Michaels’ response? “That is so ignorant, it isn’t funny.” The problem isn’t control of schools, he says. It’s control of resourcesmoney. Split the Wake system into zones, and some zones will have plenty of resources, but some won’t. It’s a replay of the ’50s debate, he says. “The segregationists said, ‘We’ve always grown up separately. And it works.’ Today, pretty much the same thing.”
On the plus side, he sees white and black leaders coming together to fight resegregation, reversing a years-long slide in Raleigh away from the old biracial coalition-building that marked the civil rights era.
They also have “a powerful voice of integrity” in the Rev. William Barber, state president of the NAACP, Michaels says. He’s biased: “Bill Barber” is family to him and delivered the eulogy at his mother’s funeral, he adds as “full disclosure.”
The two are close. They talk frequently. Barber understands that he’s in a power struggle with Margiotta and his allies in the Republican Party, Michaels says. “And the only time anyone wants to sit down with you is when they think you’re losing power.”
As for his own role, Michaels remembers that a CBS reporter, interviewing him about the Duke lacrosse case, introduced him as “activist and journalist.” He had it right, Michaels says.
“My biases are up front,” he says. “Everything I do is for the black community. That’s who I work for. Does that mean I don’t do things fairly, that I’m not professional? No, of course not.”
But in the black community, he says, “when you’re visible, and you have a position that speaks to issues, it’s extraordinarily hard to say, ‘Look, I’m just an observer here.’”
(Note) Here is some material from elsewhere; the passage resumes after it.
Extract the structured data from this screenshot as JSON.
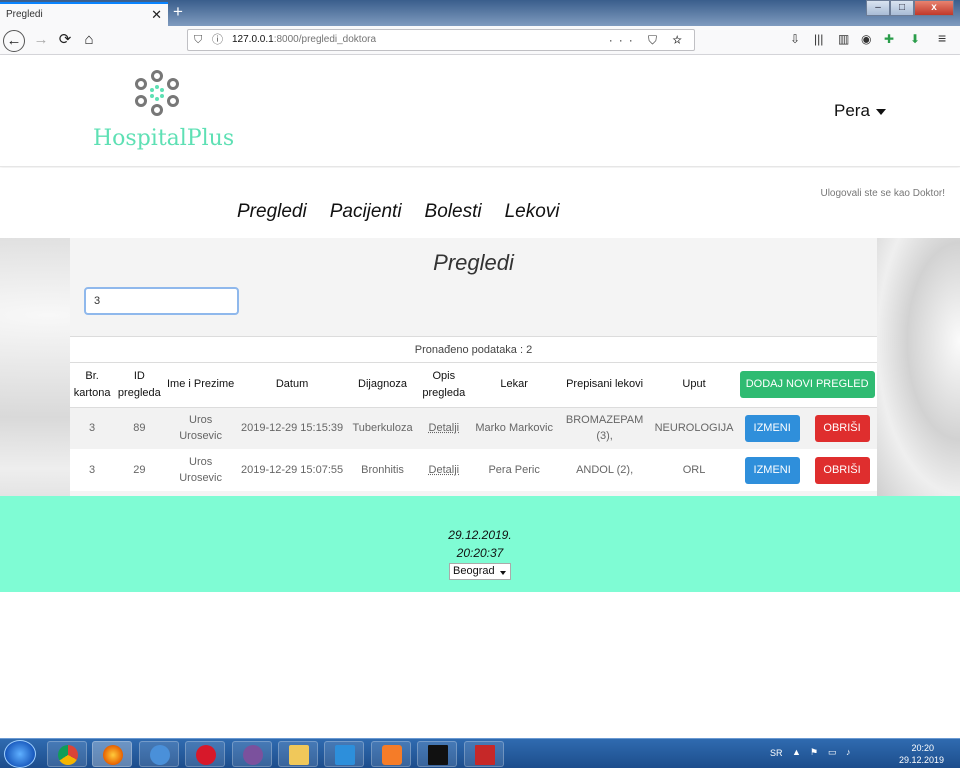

Rather, “you’re expected to have a role in finding the solutions.”
Knowing North Carolina’s history, he says, the solution for Wake’s schools is obvious: All schools must be excellent; to be excellent, they all must be diverse.
That’s his perspective as a reporter in historically black Southeast Raleigh. It’s also his perspective from Cary, where he’s lived since marrying Markita eight years ago and joining her there. He drives Kala to school in Cary and is proud of the schools there. He also sees kids arriving on the buses from Southeast Raleigh. “When I see these kids come off, black and Latino, and I know they’re getting the same good education my daughter is, that to me is important. That’s something I want to fight for.”